Closed dhil closed 5 years ago
Weirdly, if I do this one line at a time in the REPL, the right thing happens - i.e. you get an error
links> typename Foo = Int;
Foo = Int
links> typename Foo = Bool;
Foo = Bool
links> sig f : (Foo) {}~> Int
...... fun f(foo) { foo };
<stdin>:2: Type error: The non-recursive function definition has return type
`Foo'
but its annotation has return type
`Int'
In expression: fun f(foo) { foo }.
Weirdly, if I do this one line at a time in the REPL, the right thing happens - i.e. you get an error
Using the REPL the refineBindings
transformation only operates on singleton lists (you can only type one binding at a time) , so, it can not reorder the bindings (that is what is happening now, because it conflates duplicate declarations).
I have a patch now that makes duplicate type names in same scope an error.
For example, for the following program
typename Foo = Int;
typename Foo = Float;
sig f : (Foo) {}~> Int
fun f(foo) { foo }
typename Foo = Bool;
Links now produces the following error
Syntax error: The type name Foo is declared multiple times.
First declaration at file test.links:8:
- typename Foo = Int
Subsequent declaration at file test.links:10:
- typename Foo = Float
Subsequent declaration at file test.links:17:
- typename Foo = Bool
Great, that sounds like a more sensible solution. Is this part of your larger nominal typename patch?
Great, that sounds like a more sensible solution. Is this part of your larger nominal typename patch?
I intend to separate them out. There is a little bit more work to be done on refineBindings
. I intend to upstream that work first.
For value bindings I have adopted a similar rule, for example, the following program:
fun a() { println("a1") }
fun b() { a(); c() }
fun a() { println("a2") }
fun c() { a() }
fails to compile with the following error:
Syntax error: The function a is declared multiple times within the same binding group.
First declaration at file test.links:19:
- fun a() { println("a1") }
Subsequent declaration at file test.links:21:
- fun a() { println("a2") }
That is to ensure there is no ambiguity within binding groups (informally: a binding group is a sequence of syntactic similar bindings).
Note that the rule for recursive functions only applies on a binding group basis, so the following is a valid (and unambiguous):
fun a() { println("a1") }
fun b() { a(); c() }
fun c() { a() }
var x = 42;
fun a() { println("a2") }
This program has three binding groups: [a, b, c]
, [x]
, and [a]
. The two a
s are distinguishable because they belong to different (syntactic) binding groups.
Is there a particular reason to allow this?
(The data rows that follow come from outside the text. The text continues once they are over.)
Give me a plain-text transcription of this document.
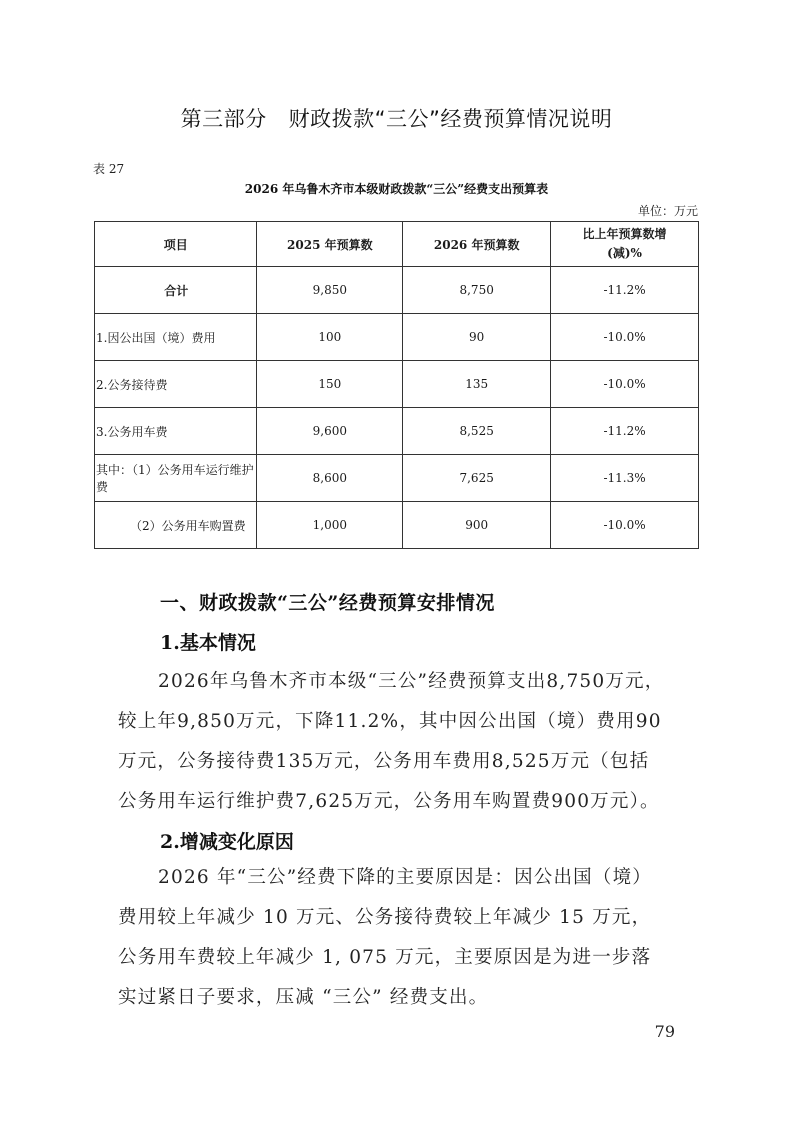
第三部分 财政拨款“三公”经费预算情况说明
表 27
2026 年乌鲁木齐市本级财政拨款“三公”经费支出预算表
单位：万元
项目	2025 年预算数	2026 年预算数	比上年预算数增
(减)%

合计	9,850	8,750	-11.2%
1.因公出国（境）费用	100	90	-10.0%
2.公务接待费	150	135	-10.0%
3.公务用车费	9,600	8,525	-11.2%
其中：（1）公务用车运行维护费	8,600	7,625	-11.3%
（2）公务用车购置费	1,000	900	-10.0%
一、财政拨款“三公”经费预算安排情况
1.基本情况
2026年乌鲁木齐市本级“三公”经费预算支出8,750万元，
较上年9,850万元，下降11.2%，其中因公出国（境）费用90
万元，公务接待费135万元，公务用车费用8,525万元（包括
公务用车运行维护费7,625万元，公务用车购置费900万元）。
2.增减变化原因
2026 年“三公”经费下降的主要原因是：因公出国（境）
费用较上年减少 10 万元、公务接待费较上年减少 15 万元，
公务用车费较上年减少 1, 075 万元，主要原因是为进一步落
实过紧日子要求，压减 “三公” 经费支出。
79
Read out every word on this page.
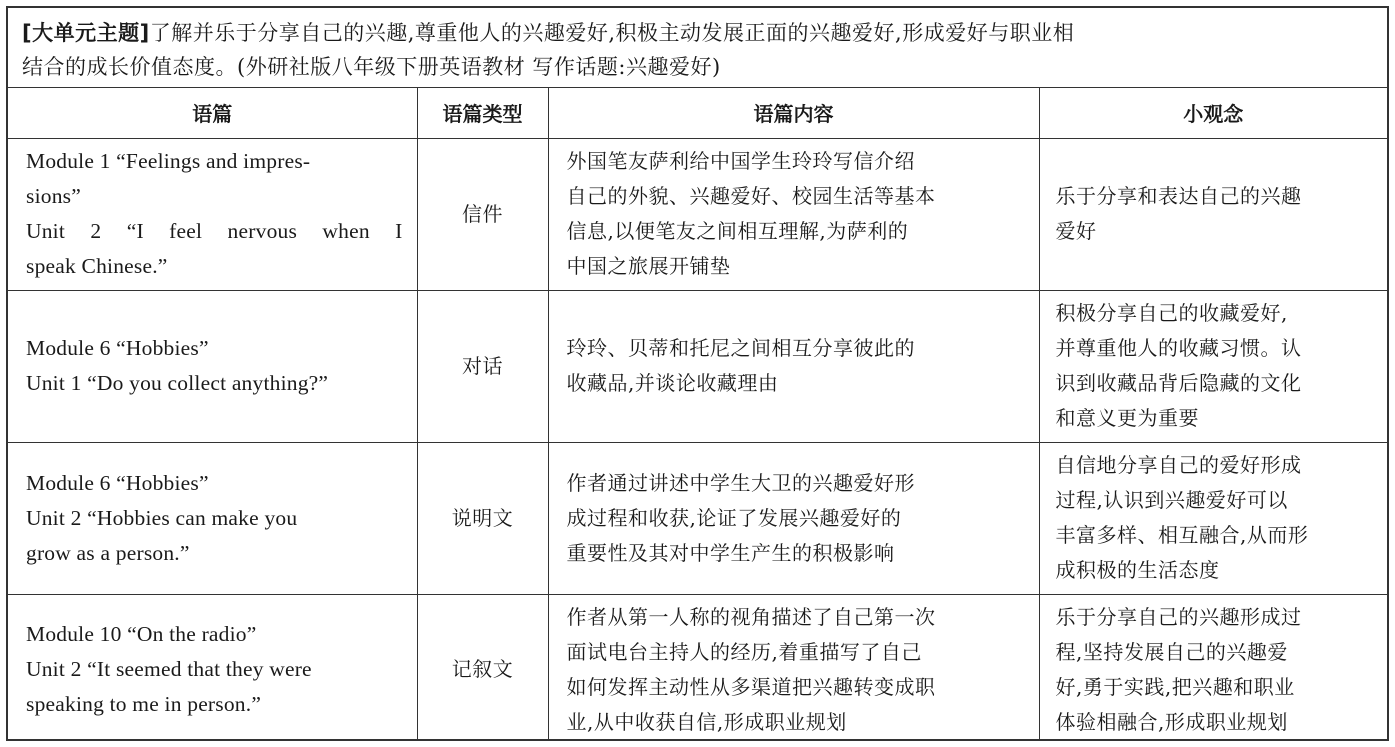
[大单元主题]了解并乐于分享自己的兴趣,尊重他人的兴趣爱好,积极主动发展正面的兴趣爱好,形成爱好与职业相
结合的成长价值态度。(外研社版八年级下册英语教材 写作话题:兴趣爱好)
语篇	语篇类型	语篇内容	小观念

Module 1 “Feelings and impres-
sions”
Unit 2 “I feel nervous when I
speak Chinese.”	信件	外国笔友萨利给中国学生玲玲写信介绍
自己的外貌、兴趣爱好、校园生活等基本
信息,以便笔友之间相互理解,为萨利的
中国之旅展开铺垫	乐于分享和表达自己的兴趣
爱好

Module 6 “Hobbies”
Unit 1 “Do you collect anything?”	对话	玲玲、贝蒂和托尼之间相互分享彼此的
收藏品,并谈论收藏理由	积极分享自己的收藏爱好,
并尊重他人的收藏习惯。认
识到收藏品背后隐藏的文化
和意义更为重要

Module 6 “Hobbies”
Unit 2 “Hobbies can make you
grow as a person.”	说明文	作者通过讲述中学生大卫的兴趣爱好形
成过程和收获,论证了发展兴趣爱好的
重要性及其对中学生产生的积极影响	自信地分享自己的爱好形成
过程,认识到兴趣爱好可以
丰富多样、相互融合,从而形
成积极的生活态度

Module 10 “On the radio”
Unit 2 “It seemed that they were
speaking to me in person.”	记叙文	作者从第一人称的视角描述了自己第一次
面试电台主持人的经历,着重描写了自己
如何发挥主动性从多渠道把兴趣转变成职
业,从中收获自信,形成职业规划	乐于分享自己的兴趣形成过
程,坚持发展自己的兴趣爱
好,勇于实践,把兴趣和职业
体验相融合,形成职业规划
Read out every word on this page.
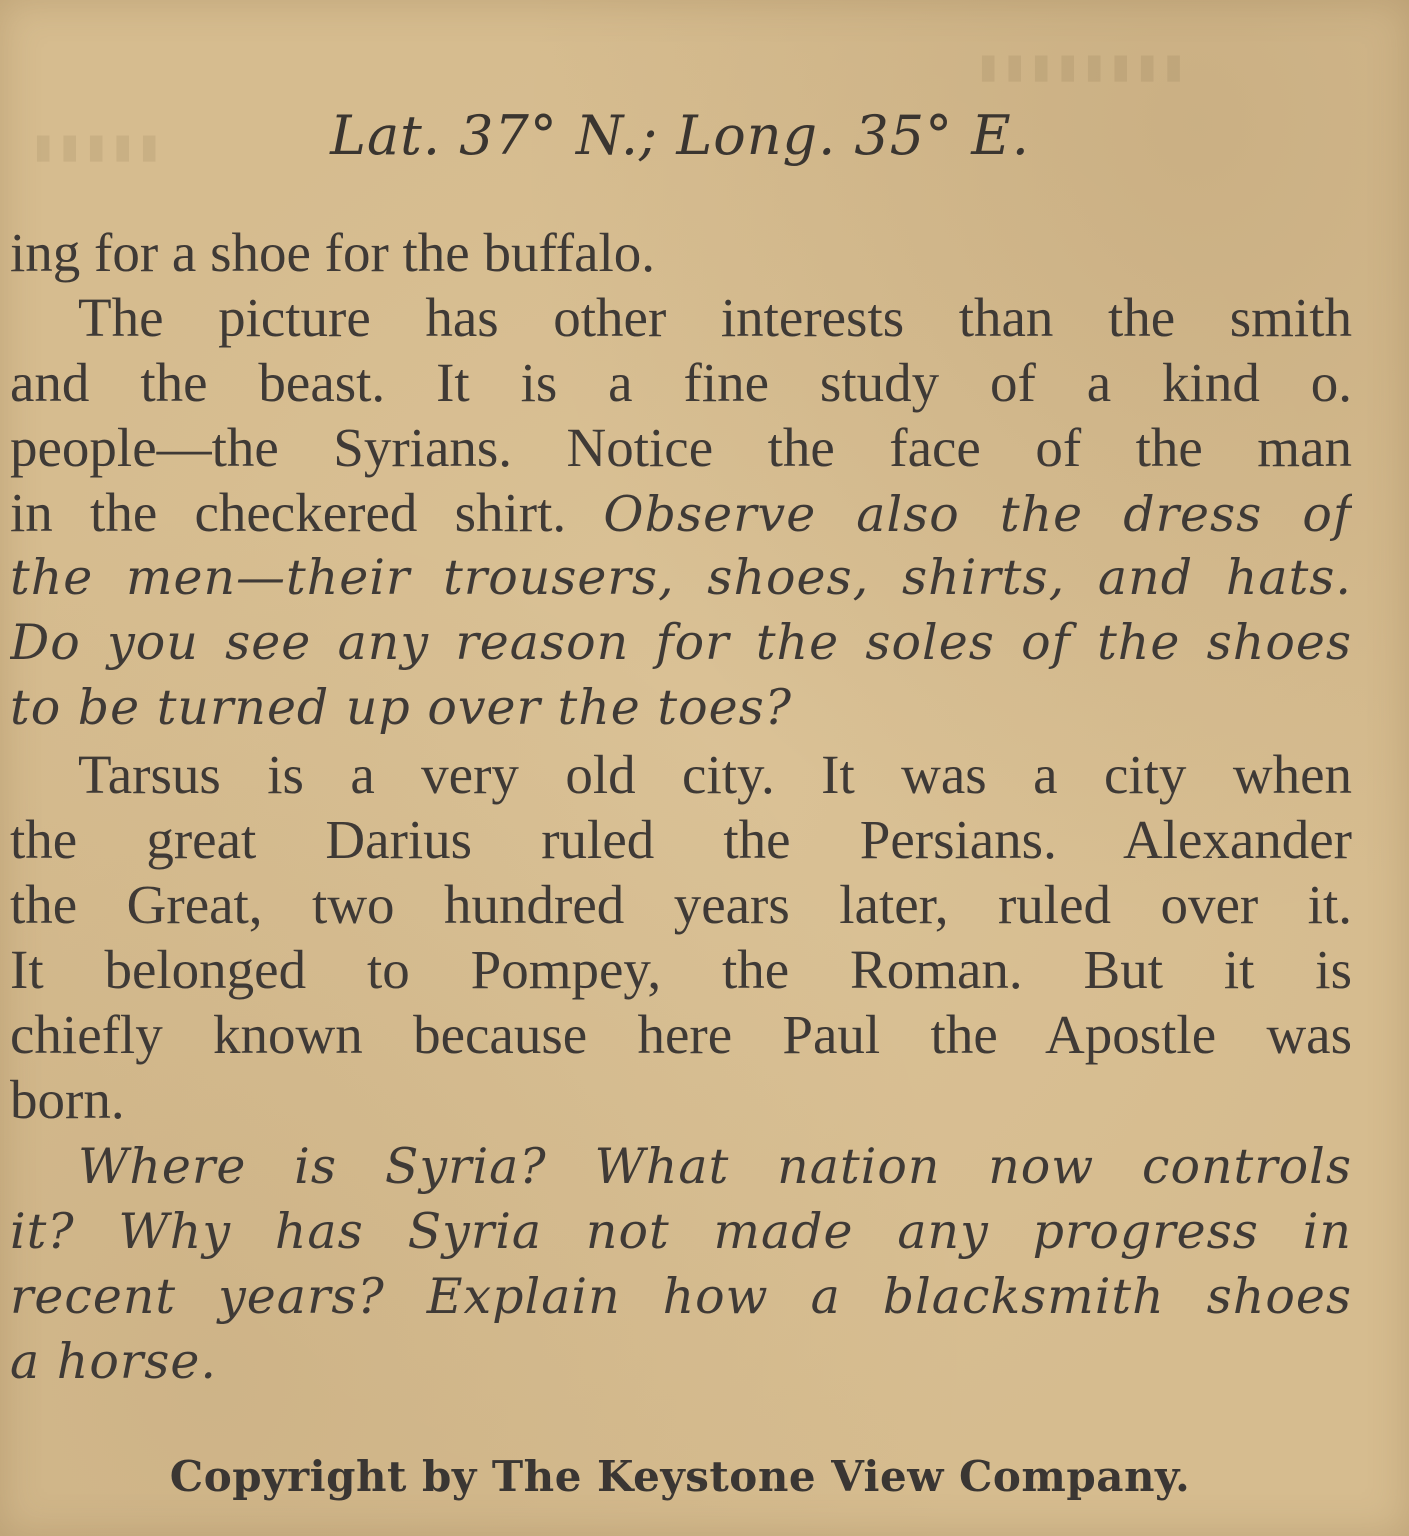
▮▮▮▮▮▮▮▮
▮▮▮▮▮	Lat. 37° N.; Long. 35° E.
ing for a shoe for the buffalo.
The picture has other interests than the smith
and the beast. It is a fine study of a kind o.
people—the Syrians. Notice the face of the man
in the checkered shirt. Observe also the dress of
the men—their trousers, shoes, shirts, and hats.
Do you see any reason for the soles of the shoes
to be turned up over the toes?
Tarsus is a very old city. It was a city when
the great Darius ruled the Persians. Alexander
the Great, two hundred years later, ruled over it.
It belonged to Pompey, the Roman. But it is
chiefly known because here Paul the Apostle was
born.
Where is Syria? What nation now controls
it? Why has Syria not made any progress in
recent years? Explain how a blacksmith shoes
a horse.
Copyright by The Keystone View Company.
If
fun a() { println("a1") }
fun b() { a(); c() }
fun c() { a() }
var x = 42;
fun a() { println("a2") }
appears inside a module (that exports a
) then it seems ambiguous which a
is exported (I guess the last one wins). The added flexibility of being able to do this doesn't seem worth it relative to the potential for confusion.
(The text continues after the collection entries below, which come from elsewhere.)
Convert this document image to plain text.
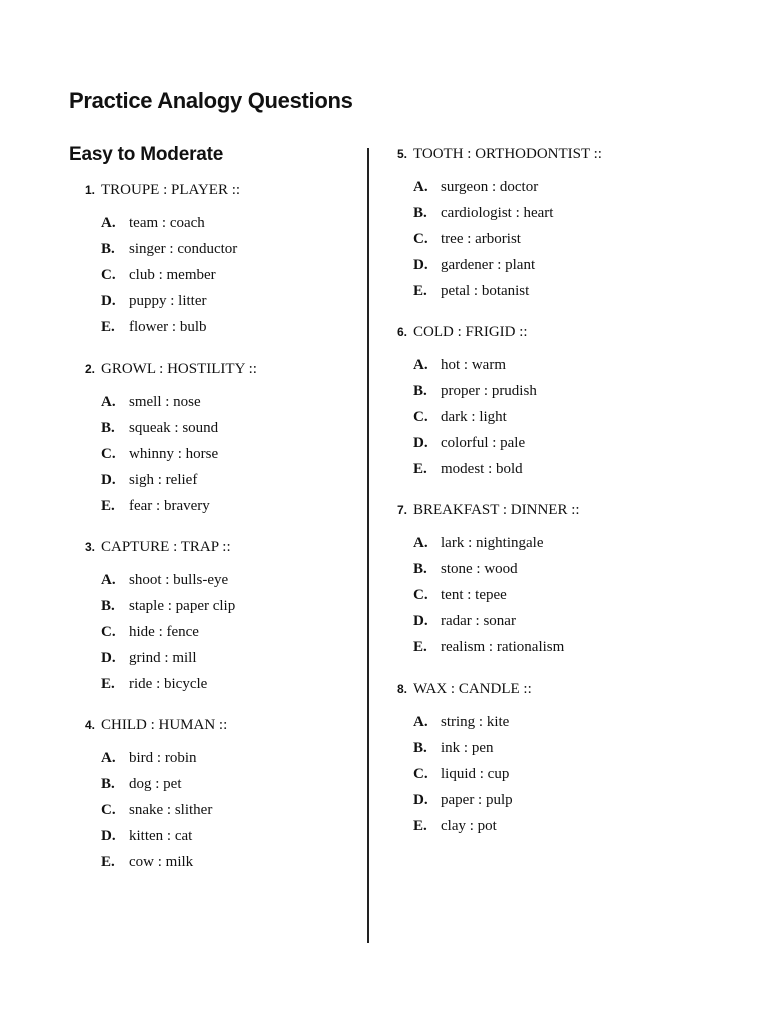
Practice Analogy Questions
Easy to Moderate
1. TROUPE : PLAYER ::
A. team : coach
B. singer : conductor
C. club : member
D. puppy : litter
E. flower : bulb
2. GROWL : HOSTILITY ::
A. smell : nose
B. squeak : sound
C. whinny : horse
D. sigh : relief
E. fear : bravery
3. CAPTURE : TRAP ::
A. shoot : bulls-eye
B. staple : paper clip
C. hide : fence
D. grind : mill
E. ride : bicycle
4. CHILD : HUMAN ::
A. bird : robin
B. dog : pet
C. snake : slither
D. kitten : cat
E. cow : milk
5. TOOTH : ORTHODONTIST ::
A. surgeon : doctor
B. cardiologist : heart
C. tree : arborist
D. gardener : plant
E. petal : botanist
6. COLD : FRIGID ::
A. hot : warm
B. proper : prudish
C. dark : light
D. colorful : pale
E. modest : bold
7. BREAKFAST : DINNER ::
A. lark : nightingale
B. stone : wood
C. tent : tepee
D. radar : sonar
E. realism : rationalism
8. WAX : CANDLE ::
A. string : kite
B. ink : pen
C. liquid : cup
D. paper : pulp
E. clay : pot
The intended behaviour is to support shadowing. The behaviour of the bug you're seeing is unsurprising to me. I suspect that the list of type bindings is being reversed somewhere. Glancing at the code in refineBindings
it looks like this is probably what's going on. When one uses fold_right
to traverse and reconstruct a list the resulting list is reversed. This is accounted for (with a comment!) in the refineBindings
function, but not subsequently. I strongly suspect this is a regression introduced by the desugaring of mutually recursive types.
Take home message: always think hard about whether it's necessary to reverse a list generated by List.fold_right
and if in doubt you probably should.
+1 for shadowing
Regarding the reversal: something's odd, since fold_right
preserves the order (i.e. fold_right cons - []
is the identity).
Yes, the point of reversing after fold is to use List.fold_left
which is tail recursive. If you're not dealing with super long lists then use List.fold_right
and don't reverse.
@yallop oops yes. Brain fart. Everything I said would have made sense if I'd been talking about List.fold_left
.
I suspect that the list of type bindings is being reversed somewhere.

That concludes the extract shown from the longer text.